Gardening is one of the most valuable life skills we can learn. It not only gives us the ability to grow food, plants and trees, it creates a more beautiful world for us to enjoy. The benefits of gardening are endless. One way it can benefit your whole family is by getting the kids involved in the job.
Some kids might see gardening as just another chore that requires a lot work. They see mom and dad outside pulling weeds, mowing, watering and taking care of all the plants and it looks like a lot of work. And it is. But once they understand the value of the garden, they might be able to see gardening as less of a chore and as more of a hobby.
Start by letting them help plan the garden. Take them with you to your local nursery and let them help pick out plants. Have them help choose which fruits and vegetable you plant. Each child could have a devoted section of the garden that “belongs” to them. They’ll be the primary caregivers of that section, with mom and dad’s help of course, so they can choose what they plant. You could choose the fruits and vegetables based on your kids’ favorite meals. Does your daughter go bonkers for strawberry ice cream? Have her help plant and maintain a grove of strawberries that you can use to make ice cream with once they’re ready. Maybe your son loves hamburgers. Help him grow his favorite burger toppings and then use those vegetables for a barbecue one night. If you give them an entryway, it shouldn’t be as hard to get your kids excited about gardening.

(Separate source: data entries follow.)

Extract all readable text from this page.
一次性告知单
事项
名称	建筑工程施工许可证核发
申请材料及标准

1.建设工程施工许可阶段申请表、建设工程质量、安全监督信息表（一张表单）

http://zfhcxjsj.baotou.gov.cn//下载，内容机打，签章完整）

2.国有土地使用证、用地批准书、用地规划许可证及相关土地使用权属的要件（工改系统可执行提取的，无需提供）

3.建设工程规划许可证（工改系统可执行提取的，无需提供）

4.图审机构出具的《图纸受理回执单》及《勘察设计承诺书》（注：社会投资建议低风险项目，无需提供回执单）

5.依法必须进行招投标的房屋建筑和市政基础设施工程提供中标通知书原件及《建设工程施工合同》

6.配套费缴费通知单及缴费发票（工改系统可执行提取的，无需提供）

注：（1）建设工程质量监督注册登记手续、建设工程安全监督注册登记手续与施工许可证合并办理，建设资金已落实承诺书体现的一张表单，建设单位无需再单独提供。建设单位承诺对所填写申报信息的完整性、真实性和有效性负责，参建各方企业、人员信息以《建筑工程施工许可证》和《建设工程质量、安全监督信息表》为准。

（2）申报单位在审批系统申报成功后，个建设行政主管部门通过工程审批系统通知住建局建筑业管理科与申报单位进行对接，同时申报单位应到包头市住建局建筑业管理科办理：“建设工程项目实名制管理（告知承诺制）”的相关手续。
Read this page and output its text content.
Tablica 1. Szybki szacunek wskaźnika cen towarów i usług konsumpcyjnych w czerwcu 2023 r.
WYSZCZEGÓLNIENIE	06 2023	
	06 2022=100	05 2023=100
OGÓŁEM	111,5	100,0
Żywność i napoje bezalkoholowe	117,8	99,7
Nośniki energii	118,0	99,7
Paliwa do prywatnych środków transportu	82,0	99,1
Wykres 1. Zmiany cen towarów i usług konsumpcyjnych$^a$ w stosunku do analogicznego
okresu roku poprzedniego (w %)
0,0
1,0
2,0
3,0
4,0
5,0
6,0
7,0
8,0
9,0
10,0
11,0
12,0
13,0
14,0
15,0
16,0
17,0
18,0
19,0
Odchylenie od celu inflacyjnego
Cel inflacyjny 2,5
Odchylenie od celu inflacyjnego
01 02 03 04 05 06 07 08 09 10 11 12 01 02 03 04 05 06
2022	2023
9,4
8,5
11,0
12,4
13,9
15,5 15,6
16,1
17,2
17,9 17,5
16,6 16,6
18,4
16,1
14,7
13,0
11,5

If your garden beds are already planted then let your kids choose which section they like best and that can be theirs.
Once the family is outside, all knee-deep in dirt, your kids will see that the purpose of the family garden is about much more than the plants. Most kids crave family time, even if they don’t show it and using the garden is a great way to spend time together. While their minds are stimulated by deadheading their flowers or pulling weeds, they might open up more than they usually do. Start when your kids are young if possible, and if not, that’s okay. The skills learned through gardening reach far beyond the ability to grow plants. Gardens teach us about the life cycle, about birth and death. They teach us the value of controlling what we eat and how that directly affects our health. They prove to us the necessity of sunshine and plant life for human life.
You can even make the grunt work of gardening more pleasant for your kids by giving them all the tools they need. Have the best lawn mower out there, a convenient watering system and you might just find your kids like mowing, or tilling the garden, or watering.
Don’t get discouraged if your kids don’t immediately jump at the chance to help in the garden. As soon as they see a flower bloom out of what was once a tiny seed, they’ll get excited. Eventually your kids will understand the stress relief they can get from yanking weeds out of their gardens or see their health improve through eating the vegetables they grew or that they get uninterrupted family time in the sun.